Thursday, October 15, 2009

Invasive aspergillosis in COPD

Patients with COPD can, as previously blogged, suffer a range of illnesses caused by the ubiquitous fungus, Aspergillus fumigatus. Of all of these, chronic invasive aspergillosis is the entity I have seen least. Until the last few days.

When I first began to get a handle on aspergillus disease, I thought that invasive aspergillosis was the domain of bone-marrow transplant recipients. It turns out that patients with COPD (particularly emphysema) develop a more indolent form of the disease which looks radiologically pretty similar. However, the prevalence of this condition amongst patients with COPD is unknown. Mortality rates are quoted as between 72 and 95%. And they are not falling, in contrast with mortality rates amongst bone-marrow transplant recipients with invasive aspergillosis..

We should consider this diagnosis in all patients with COPD who have progressive lung infiltrates, or pneumonia which fails to resolve as it should after standard antibiotics.

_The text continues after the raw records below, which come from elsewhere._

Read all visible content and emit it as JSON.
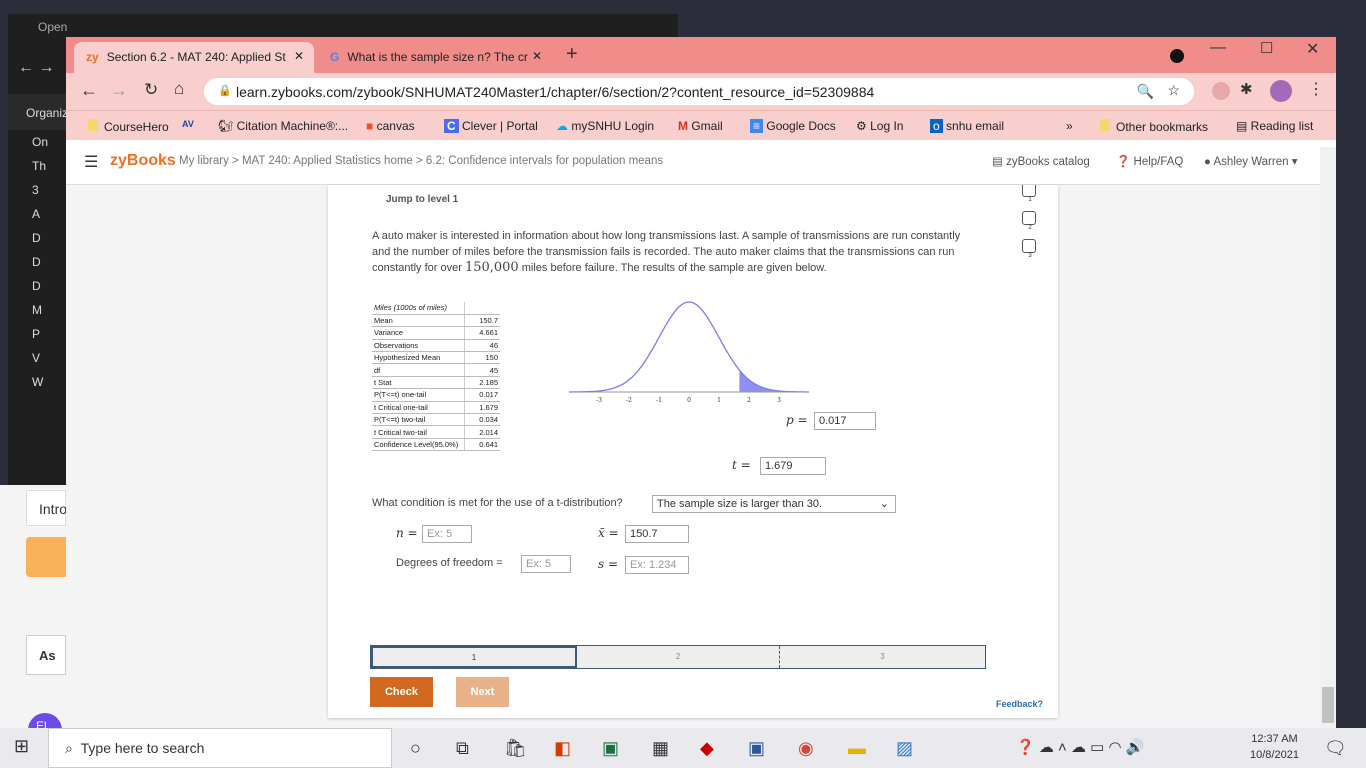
{
  "background_window": {
    "title": "Open",
    "organize": "Organiz",
    "sidebar": [
      "On",
      "Th",
      "3",
      "A",
      "D",
      "D",
      "D",
      "M",
      "P",
      "V",
      "W"
    ],
    "peek_items": [
      "Intro",
      "As",
      "El"
    ]
  },
  "browser": {
    "tabs": [
      {
        "label": "Section 6.2 - MAT 240: Applied St",
        "icon": "zy"
      },
      {
        "label": "What is the sample size n? The cr",
        "icon": "G"
      }
    ],
    "url": "learn.zybooks.com/zybook/SNHUMAT240Master1/chapter/6/section/2?content_resource_id=52309884",
    "bookmarks": [
      "CourseHero",
      "Citation Machine®:...",
      "canvas",
      "Clever | Portal",
      "mySNHU Login",
      "Gmail",
      "Google Docs",
      "Log In",
      "snhu email"
    ],
    "other_bookmarks": "Other bookmarks",
    "reading_list": "Reading list",
    "more": "»"
  },
  "zybooks": {
    "logo": "zyBooks",
    "breadcrumb": "My library > MAT 240: Applied Statistics home > 6.2: Confidence intervals for population means",
    "catalog": "zyBooks catalog",
    "help": "Help/FAQ",
    "user": "Ashley Warren"
  },
  "activity": {
    "jump": "Jump to level 1",
    "prompt_a": "A auto maker is interested in information about how long transmissions last. A sample of transmissions are run constantly and the number of miles before the transmission fails is recorded. The auto maker claims that the transmissions can run constantly for over ",
    "prompt_num": "150,000",
    "prompt_b": " miles before failure. The results of the sample are given below.",
    "levels": [
      "1",
      "2",
      "3"
    ],
    "table": {
      "header": "Miles (1000s of miles)",
      "rows": [
        [
          "Mean",
          "150.7"
        ],
        [
          "Variance",
          "4.661"
        ],
        [
          "Observations",
          "46"
        ],
        [
          "Hypothesized Mean",
          "150"
        ],
        [
          "df",
          "45"
        ],
        [
          "t Stat",
          "2.185"
        ],
        [
          "P(T<=t) one-tail",
          "0.017"
        ],
        [
          "t Critical one-tail",
          "1.679"
        ],
        [
          "P(T<=t) two-tail",
          "0.034"
        ],
        [
          "t Critical two-tail",
          "2.014"
        ],
        [
          "Confidence Level(95.0%)",
          "0.641"
        ]
      ]
    },
    "chart_data": {
      "type": "area",
      "description_curve": "t-distribution density",
      "x_ticks": [
        "-3",
        "-2",
        "-1",
        "0",
        "1",
        "2",
        "3"
      ],
      "xlim": [
        -4,
        4
      ],
      "shaded_from_t": 1.679,
      "p_label": "p =",
      "p_value": "0.017",
      "t_label": "t =",
      "t_value": "1.679",
      "curve_color": "#7b7bef"
    },
    "condition_q": "What condition is met for the use of a t-distribution?",
    "condition_value": "The sample size is larger than 30.",
    "n_label": "n =",
    "n_placeholder": "Ex: 5",
    "xbar_label": "x̄ =",
    "xbar_value": "150.7",
    "df_label": "Degrees of freedom =",
    "df_placeholder": "Ex: 5",
    "s_label": "s =",
    "s_placeholder": "Ex: 1.234",
    "progress": [
      "1",
      "2",
      "3"
    ],
    "check": "Check",
    "next": "Next",
    "feedback": "Feedback?"
  },
  "taskbar": {
    "search": "Type here to search",
    "time": "12:37 AM",
    "date": "10/8/2021"
  },
  "colors": {
    "tab_bar": "#f08d8a",
    "toolbar": "#f8cfcd",
    "zy_orange": "#f36f21",
    "check": "#d2691e",
    "next": "#e8b18a"
  }
}
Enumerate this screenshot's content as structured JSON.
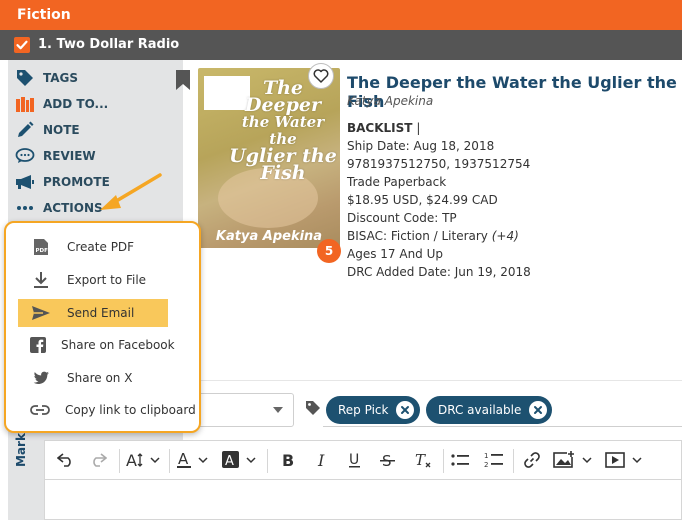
{
  "header": {
    "title": "Fiction"
  },
  "group": {
    "label": "1. Two Dollar Radio",
    "checked": true
  },
  "sidebar": {
    "items": [
      {
        "label": "TAGS",
        "icon": "tag-icon"
      },
      {
        "label": "ADD TO...",
        "icon": "books-icon"
      },
      {
        "label": "NOTE",
        "icon": "pencil-icon"
      },
      {
        "label": "REVIEW",
        "icon": "speech-bubble-icon"
      },
      {
        "label": "PROMOTE",
        "icon": "megaphone-icon"
      },
      {
        "label": "ACTIONS",
        "icon": "ellipsis-icon"
      }
    ],
    "vertical_label": "Mark"
  },
  "actions_menu": {
    "items": [
      {
        "label": "Create PDF",
        "icon": "pdf-icon"
      },
      {
        "label": "Export to File",
        "icon": "download-icon"
      },
      {
        "label": "Send Email",
        "icon": "send-icon",
        "highlighted": true
      },
      {
        "label": "Share on Facebook",
        "icon": "facebook-icon"
      },
      {
        "label": "Share on X",
        "icon": "twitter-icon"
      },
      {
        "label": "Copy link to clipboard",
        "icon": "link-icon"
      }
    ]
  },
  "book": {
    "title": "The Deeper the Water the Uglier the Fish",
    "author": "Katya Apekina",
    "status": "BACKLIST",
    "status_sep": "|",
    "ship_date": "Ship Date: Aug 18, 2018",
    "isbns": "9781937512750, 1937512754",
    "format": "Trade Paperback",
    "price": "$18.95 USD, $24.99 CAD",
    "discount": "Discount Code: TP",
    "bisac": "BISAC: Fiction / Literary",
    "bisac_more": "(+4)",
    "ages": "Ages 17 And Up",
    "drc_date": "DRC Added Date: Jun 19, 2018",
    "review_count": "5",
    "cover": {
      "title_line1": "The",
      "title_line2": "Deeper",
      "title_line3": "the Water the",
      "title_line4": "Uglier the",
      "title_line5": "Fish",
      "author": "Katya Apekina"
    }
  },
  "tags": {
    "chips": [
      {
        "label": "Rep Pick"
      },
      {
        "label": "DRC available"
      }
    ]
  },
  "colors": {
    "brand_orange": "#f26522",
    "chip_blue": "#1d5170",
    "highlight": "#f9c85b",
    "menu_border": "#f5a623"
  }
}
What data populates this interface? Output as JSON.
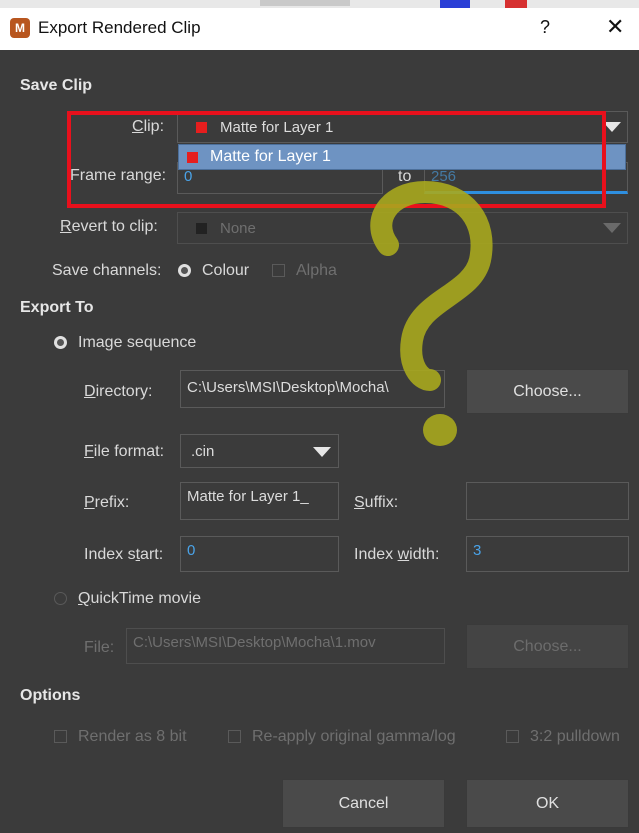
{
  "window": {
    "title": "Export Rendered Clip",
    "help": "?",
    "close": "✕",
    "app_icon": "M"
  },
  "save_clip": {
    "heading": "Save Clip",
    "clip_label": "Clip:",
    "clip_value": "Matte for Layer 1",
    "clip_option": "Matte for Layer 1",
    "frame_range_label": "Frame range:",
    "frame_from": "0",
    "frame_to_label": "to",
    "frame_to": "256",
    "revert_label": "Revert to clip:",
    "revert_value": "None",
    "channels_label": "Save channels:",
    "colour_label": "Colour",
    "alpha_label": "Alpha"
  },
  "export_to": {
    "heading": "Export To",
    "image_sequence_label": "Image sequence",
    "directory_label": "Directory:",
    "directory_value": "C:\\Users\\MSI\\Desktop\\Mocha\\",
    "choose_label": "Choose...",
    "file_format_label": "File format:",
    "file_format_value": ".cin",
    "prefix_label": "Prefix:",
    "prefix_value": "Matte for Layer 1_",
    "suffix_label": "Suffix:",
    "suffix_value": "",
    "index_start_label": "Index start:",
    "index_start_value": "0",
    "index_width_label": "Index width:",
    "index_width_value": "3",
    "quicktime_label": "QuickTime movie",
    "file_label": "File:",
    "file_value": "C:\\Users\\MSI\\Desktop\\Mocha\\1.mov",
    "file_choose_label": "Choose..."
  },
  "options": {
    "heading": "Options",
    "render8": "Render as 8 bit",
    "reapply": "Re-apply original gamma/log",
    "pulldown": "3:2 pulldown"
  },
  "footer": {
    "cancel": "Cancel",
    "ok": "OK"
  },
  "colors": {
    "annotation_red": "#e8101c",
    "annotation_marker": "#a8a81e",
    "selection_blue": "#6e93c2",
    "swatch_red": "#e61e1e"
  },
  "annotation": {
    "mark": "question-mark",
    "box": "red-highlight-rectangle"
  }
}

I have just read a helpful review article in a COPD journal on this topic, and have been reminded that aspergillus spores are tiny - about 2-3microns. When inhaled they end up in the furthest reaches of the respiratory tree - the alveoli. There they can germinate into hyphae which - unless they are mopped up by polymorphonuclear cells - can become invasive.

People with COPD are prone to invasive aspergillosis becuause:
- they are often malnourished;
- they have impaired airway ciliary function;
- consumption of broad spectrum antibiotics may have altered the airway microflora to benefit the fungus;
- aspergillus may be able to grow in a biofilm in these patients, like pseudomonas and haemophilus;
- use of corticosteroids has impaired neutrophil function and altered the distribution of neutrophils.

Diagnosis of invasive aspergillosis can be regarded as either proven, probable or possible. To prove the diagnosis requires demonstration of hyphae in tissue - ie a biopsy, which might carry with it considerable morbidity in these patients. A probable diagnosis can be based on a coalescence of appropriate host, clinical and mycological factors (eg the patient is in an at risk group with the right presentation, the CT scan looks right and the fungus is there - in repeated culture or in a bronchoscopy specimen). It is reasonable to embark on treatment based on a probable - rather than proven - diagnosis (sounding very similar here to the 'clinical conference consensus' vs 'pathology gold standard' diagnostic conversation in fibrosing lung disease).

Voriconazole should probably be the first line treatment of this condition. In Australia, however, Voriconazole is available on the PBS only for patients with invasive aspergillosis who have not tolerated Amphotericin B. These criteria were not drawn up for the COPD patients with this diagnosis who are generally ambulatory, slowly losing weight, progressively breathless but at home. Rather they were established with the sick bone-marrow transplant patient in mind. It makes far more sense to initiate the ambulatory COPD patients on oral Voriconazole than to admit them to hospital for a protracted course of amphotericin B. We are, however, going to have to do a lot more research with these patients even to demonstrate that they are a significant population before that realisation trickles through to the PBS.